Last week Senate Democrats passed a budget resolution that would balance the federal budget by 2012 — without raising taxes and still adding billions in new spending. In a perverse way this makes sense given that it is also leftists who invented and promote “new math.” But give the tax-hikers in Congress more credit than that: They are very practiced liars.
Of course they wouldn’t want to list that fact in the accomplishments section of their biographies and résumés, but they know that deceit is the only way to square their avaricious intent with the unwillingness of the public to bear still heavier burdens for congressional excesses.
In their budget resolution, Senate Democrats propose eliminating tax loopholes, shutting down tax shelters, and closing the “tax gap” (the guesstimated revenue loss from underreporting of income) to offset increased funding for education, health care, and transportation projects. In addition, their resolution calls for a two-year cap on the number of tax-filers subject to the Alternative Minimum Tax. But will the revenue enhancements be enough to fatten the budget and compensate for reduced AMT collections, all without driving up the deficit?
In a recent piece, columnist and Cato Institute economist Alan Reynolds wrote about the facts behind the cheerily-decorated façade of budget proposals from the Democrats who not only promise red ink-free government bloat, but maintain that massive spending increases will lead to surpluses. This is like a weight-loss program that claims, “Stuff your face with hamburgers morning, noon, and night — and watch the pounds melt away!” No one would believe that, nor should anyone put faith in the Democrats’ assurances of legislative miracles. Even the New York Times is unconvinced. Last week the paper ran a story on the Democrats’ budget proposal titled: “Senate Democrats Offer Spending Plan, but No Way to Pay for it.”
As Reynolds notes, congressional Democrats are intent on closing certain loopholes (i.e., eliminating tax credits) only to create brand new ones that would benefit different constituencies (college students and certain low income individuals among them). The Democrats’ own “pay-go” rules, however, would require the new credits to be offset by raising money (or, heaven forbid, reducing spending) elsewhere in the budget.
Reducing the tax gap, which the Internal Revenue Service claims to be about $300 billion a year, is easier said than done. Realistically, efforts to do so would be difficult, expensive, and deeply unpopular with Americans who would not at all appreciate the IRS’s heavy-handed compliance methods. Consequently, that option is not practical but chimerical, and won’t provide nearly enough revenue to counterbalance the credits and AMT reform (let alone finance a flurry of new spending to boot). By itself, the two-year AMT freeze will result in $200 billion of lost revenue. Assuming that these Democrats are arithmetically-proficient, they know that spending more than what’s available won’t lead to fiscal health.
If the Democrats take their cue from the Third Way think-tank in D.C. that Reynolds cites in his column, they will propose tax increases by way of semantic sleight.

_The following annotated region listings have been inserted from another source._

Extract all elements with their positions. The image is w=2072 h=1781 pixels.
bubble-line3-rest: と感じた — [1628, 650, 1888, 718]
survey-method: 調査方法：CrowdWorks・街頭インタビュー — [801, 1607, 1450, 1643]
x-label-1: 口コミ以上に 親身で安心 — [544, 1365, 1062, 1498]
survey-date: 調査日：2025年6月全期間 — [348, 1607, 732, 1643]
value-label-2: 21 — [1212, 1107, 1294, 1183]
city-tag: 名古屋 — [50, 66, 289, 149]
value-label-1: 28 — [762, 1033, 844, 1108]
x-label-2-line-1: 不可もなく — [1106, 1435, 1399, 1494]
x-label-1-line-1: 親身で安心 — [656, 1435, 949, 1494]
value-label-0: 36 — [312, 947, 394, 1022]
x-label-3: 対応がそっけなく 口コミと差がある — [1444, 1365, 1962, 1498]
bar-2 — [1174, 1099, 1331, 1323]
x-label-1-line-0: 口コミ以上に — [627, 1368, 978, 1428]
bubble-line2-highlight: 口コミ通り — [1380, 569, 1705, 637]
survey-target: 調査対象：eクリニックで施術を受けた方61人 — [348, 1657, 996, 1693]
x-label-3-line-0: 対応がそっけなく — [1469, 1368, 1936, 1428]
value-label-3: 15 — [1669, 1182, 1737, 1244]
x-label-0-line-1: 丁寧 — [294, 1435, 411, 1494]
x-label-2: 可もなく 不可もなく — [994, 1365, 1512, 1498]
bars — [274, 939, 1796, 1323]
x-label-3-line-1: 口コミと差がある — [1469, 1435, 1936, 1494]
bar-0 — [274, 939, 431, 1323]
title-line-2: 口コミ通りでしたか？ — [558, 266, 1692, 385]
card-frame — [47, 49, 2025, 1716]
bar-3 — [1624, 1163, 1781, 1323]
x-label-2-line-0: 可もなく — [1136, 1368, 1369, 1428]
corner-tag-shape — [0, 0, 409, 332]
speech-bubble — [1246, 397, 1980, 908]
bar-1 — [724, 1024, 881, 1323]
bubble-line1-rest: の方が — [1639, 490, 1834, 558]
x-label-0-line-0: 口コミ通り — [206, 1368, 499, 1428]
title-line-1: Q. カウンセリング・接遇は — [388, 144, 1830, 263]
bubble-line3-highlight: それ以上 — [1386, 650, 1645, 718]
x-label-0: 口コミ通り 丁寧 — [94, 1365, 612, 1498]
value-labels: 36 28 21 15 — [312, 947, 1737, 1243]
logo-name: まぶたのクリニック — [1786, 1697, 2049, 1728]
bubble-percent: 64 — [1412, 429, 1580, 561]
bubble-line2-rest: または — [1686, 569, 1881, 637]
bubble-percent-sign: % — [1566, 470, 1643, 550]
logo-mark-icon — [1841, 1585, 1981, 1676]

The strategy will be to dub tax hikes as “offsets.” Top marginal income tax rates will be boosted and dividend and capital gains rates will shoot back up to pre-2003 levels.
Assuming that income levels, dividend payouts, and capital gains would not change, increasing the federal government’s share of them would pad the United States Treasury’s coffers. But of course they would change, and in a downward direction because the incentives for earning income, paying dividends, and making (and reporting) capital gains would be reduced. Tax-hikers never grasp this theory of tax policy, which is mostly a matter of effecting incentives in order to obtain satisfactory outcomes (or at least prevent perverse ones). Instead, they are concerned only with where the money goes.
Observing that the Democrats’ “offsets” would raise a scant $6 billion a year, Reynolds posits that soaking “a few rich people cannot possibly be what really motivates so many Democrats’ impulse to raise the highest, most economically destructive tax rates.” He doesn’t offer up a theory as to what does, but many political observers would agree that these statist urges are not prompted by money for its own sake, but because of the power that money gives to those who control it.
Accordingly, it would seem that the tax-and-spend crowd sees budgetary imbalance, in either direction, as an opportunity. Surpluses are used for new government spending, while deficits are exploited as reasons for more taxes. Both ways, the government’s presence in American life increases.
The Democrats cloak their budget plans in a flimsy mantle of fiscal responsibility, but the soundness of the proposals depends solely on the goal that is being sought. If government growth is the aim, the Democrats’ budget could not be more sensible, both in terms of means and message. But if the preservation and expansion of freedom is the object of good government, their scheme fails in both letter and spirit.